While not as big as Neuschwanstein, this castle gives a homey feel, and you can sense the history as you tour the rooms and hear the stories of the generations of people who stayed here. My favorite room was the banquet room, titled the Hall of Heroes. It’s decorated with paintings of legendary German heroes and medieval legends. There are also homages to swans throughout the castle to play off King Ludwig II’s Swan King nickname.
The next castle we visited was the Neue Residenz, or New Residence, located in Bamberg’s Old Town. This UNESCO World Heritage Site has three state apartments that are open for tours, which I highly recommend you take advantage of. The outside of this castle is huge. According to our local guide, it was built in two stages that took over 100 years to complete. Used as both a home and a political hub, this residence remained unharmed during World War II.
I loved seeing all of the colors and furniture pieces used throughout the residence when I toured the inside of the building. The furniture dates back to the the 17th and 18th centuries, and the Imperial Hall is home to some of the best examples. From the crystal chandelier to the colorful artwork stretching up the walls onto the ceiling, you truly step back into history when you’re in this room.
While the inside of the castle is a must-see, a can’t-miss for this castle is the rose garden in the back. Filled with statues and 4,500 roses, this garden backs up into a breathtaking panoramic view of the city.
My personal favorite castle we visited in Germany was located in Potsdam, which is an easy day trip from Berlin. Another UNESCO-listed site, Sanssouci Palace is located in Sanssouci Park. To get the most out of your visit here, I recommend dedicating a full day to exploring the castle and gardens. It'll also be a great way to see several palaces in Germany! If you’re short on time or are only here for a day, like I was on tour, you’ll still be able to wander the garden and see the lemon trees Fredrick the Great planted.
“Sans souci” means “no worries” in French, and that is exactly what Frederick the Great wanted for his summer home. This bright-yellow castle is only one story tall, so touring its 10 rooms is easy. This castle is also the resting place for Fredrick the Great and his beloved greyhounds, whose gravestones you can visit in the upper vineyard of the park. Federick reigned as King of Prussia for 46 years. When you visit, you’ll see his tomb is adorned not with flowers, but potatoes.

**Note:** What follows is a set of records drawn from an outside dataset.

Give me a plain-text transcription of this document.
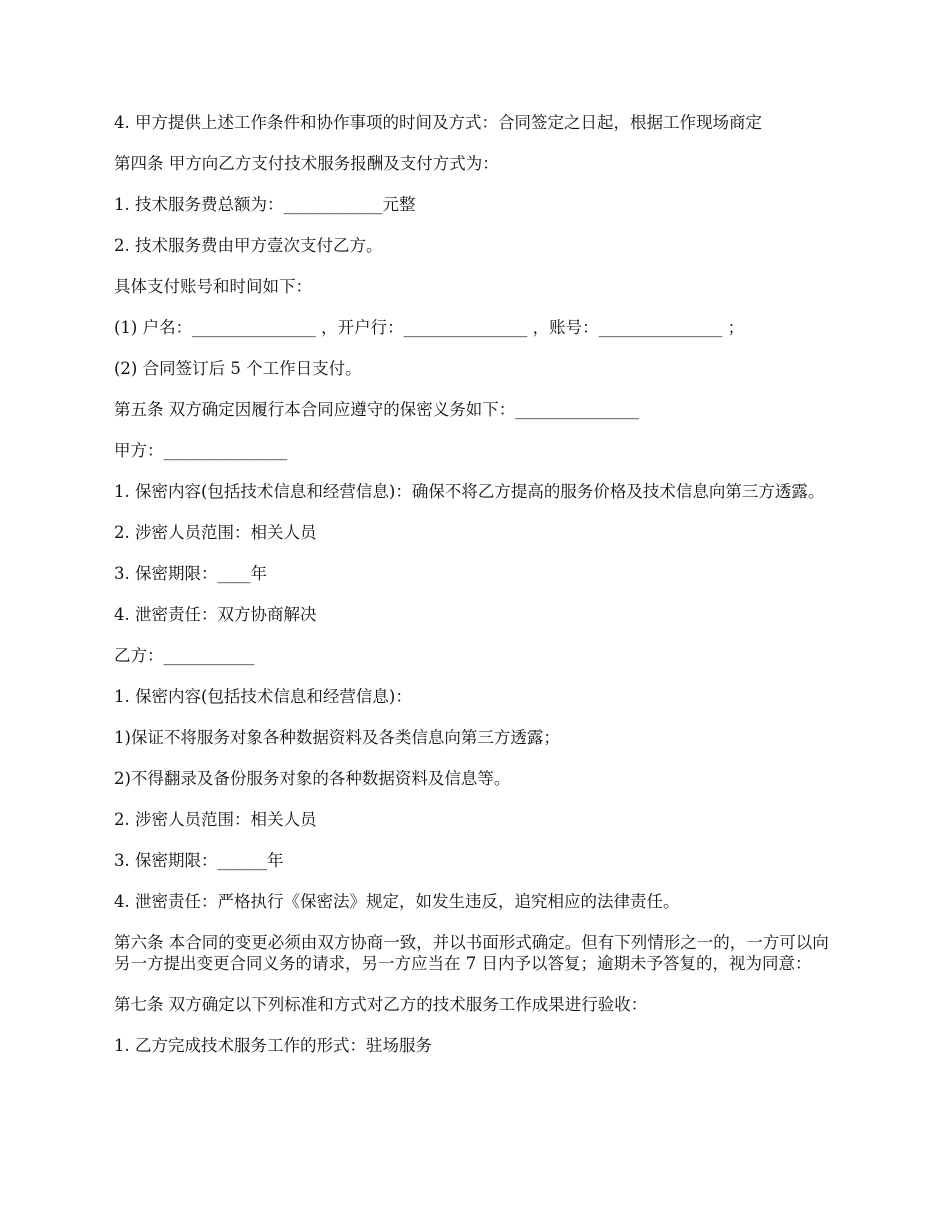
4. 甲方提供上述工作条件和协作事项的时间及方式：合同签定之日起，根据工作现场商定

第四条 甲方向乙方支付技术服务报酬及支付方式为：

1. 技术服务费总额为：____________元整

2. 技术服务费由甲方壹次支付乙方。

具体支付账号和时间如下：

(1) 户名：_______________ ，开户行：_______________ ，账号：_______________ ；

(2) 合同签订后 5 个工作日支付。

第五条 双方确定因履行本合同应遵守的保密义务如下：_______________

甲方：_______________

1. 保密内容(包括技术信息和经营信息)：确保不将乙方提高的服务价格及技术信息向第三方透露。

2. 涉密人员范围：相关人员

3. 保密期限：____年

4. 泄密责任：双方协商解决

乙方：___________

1. 保密内容(包括技术信息和经营信息)：

1)保证不将服务对象各种数据资料及各类信息向第三方透露；

2)不得翻录及备份服务对象的各种数据资料及信息等。

2. 涉密人员范围：相关人员

3. 保密期限：______年

4. 泄密责任：严格执行《保密法》规定，如发生违反，追究相应的法律责任。

第六条 本合同的变更必须由双方协商一致，并以书面形式确定。但有下列情形之一的，一方可以向另一方提出变更合同义务的请求，另一方应当在 7 日内予以答复；逾期未予答复的，视为同意：

第七条 双方确定以下列标准和方式对乙方的技术服务工作成果进行验收：

1. 乙方完成技术服务工作的形式：驻场服务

That’s because, legend says, Frederick brought the potato to Prussia.
The last castle we visited was Nymphenburg Palace in Munich, one of the more famous castles in Germany. This grand home has housed Bavarian Kings for over 300 years. Even today, there’s still a member of the Wittelsbach family living in one of the wings! The palace itself is larger than Versailles and contains not only the residences itself, but museums you can tour, as well as sprawling gardens. The park itself has four tiny “palaces” you can visit, including Amalienburg, which is the pink hunting lodge made for Maria Amalia of Austria.
The tour of Nymphenburg Palace brought our trip full circle, as it’s also the birthplace of the same King Ludwig II who built Neuschwanstein! But the most fairy-tale part of the castle has to be its marble hall. With sweeping staircases fit for a princess to enter a ball, it’s easy to get lost imagining the parties that happened here.